Racisme et haine des Tsiganes

Le traître préféré de Sarkozy reste toutefois Éric Besson, homme sans convictions, qui, comme l’écrit son ancienne épouse, “poussé à bout, pourrait tuer s’il ne craignait pas de retourner derrière les barreaux”. En pleine campagne présidentielle, ce proche collaborateur de Ségolène Royal était passé dans le camp de Sarkozy – qu’il qualifiait encore, peu de temps auparavant, de “clone” de George W. Bush – et avait écrit un pamphlet contre son ancienne chef, assurant qu’il aurait “peur pour ses enfants” si elle était élue. Éric Besson en a été récompensé par un très polémique ministère de l’Immigration et de l’Identité nationale, un portefeuille-clé dans le système idéologique sarkozyste. Début 2010, Besson a témoigné sa reconnaissance avec une campagne de propagande consistant à aborder, dans les 100 préfectures et 350 sous-préfectures françaises, le thème fantôme de l’identité nationale, acheminant jusqu’aux préfets un kit de 200 questions pour les aider à animer les débats – avec notamment des questions tendancieuses comme : “Pourquoi nous sentons-nous proches des autres Français, même sans les connaître ?

Ces manifestations publiques, lors desquelles les vétérans et les partisans de l’extrême droite ont été les premiers à s’en donner à cœur joie, devaient préparer le terrain pour les élections régionales de mars 2010. Pour éviter une défaite retentissante, Sarkozy avait besoin des suffrages du Front national.

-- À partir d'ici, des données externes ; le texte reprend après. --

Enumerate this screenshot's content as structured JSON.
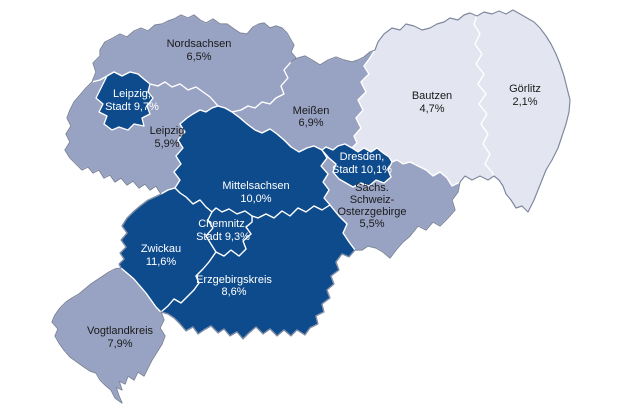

Avec cette manœuvre, il comptait stopper sa chute dans les sondages. Il s’agissait, deux ans avant la présidentielle suivante et sur fond de chômage galopant, d’éviter un désastre. Or le racisme, héritage mal digéré des guerres coloniales, assure encore en France un réservoir de voix. L’idée de la supériorité de la civilisation française demeure vivace. Sarkozy a essayé de rassembler autour de lui la “vraie France”, à savoir “la France éternelle et chrétienne”, n’hésitant pas à exploiter la méfiance croissante vis-à-vis des immigrés, en particulier musulmans. Tout à coup, le président, fils d’un immigré hongrois, s’est mis à pérorer sur cette “identité nationale” qui se trouverait dans “la terre”, étant donné que la France a “un lien charnel avec […] sa terre”. Le maréchal Pétain avant lui avait tenu le même genre de propos : “La terre ne ment pas […], elle est la patrie elle-même.” Christian Estrosi, proche de Sarkozy et maire de Nice, a contribué aux discussions en avançant l’hypothèse surprenante qu’un débat sur l’identité nationale, organisé en Allemagne, aurait permis d’empêcher l’accession au pouvoir de Hitler.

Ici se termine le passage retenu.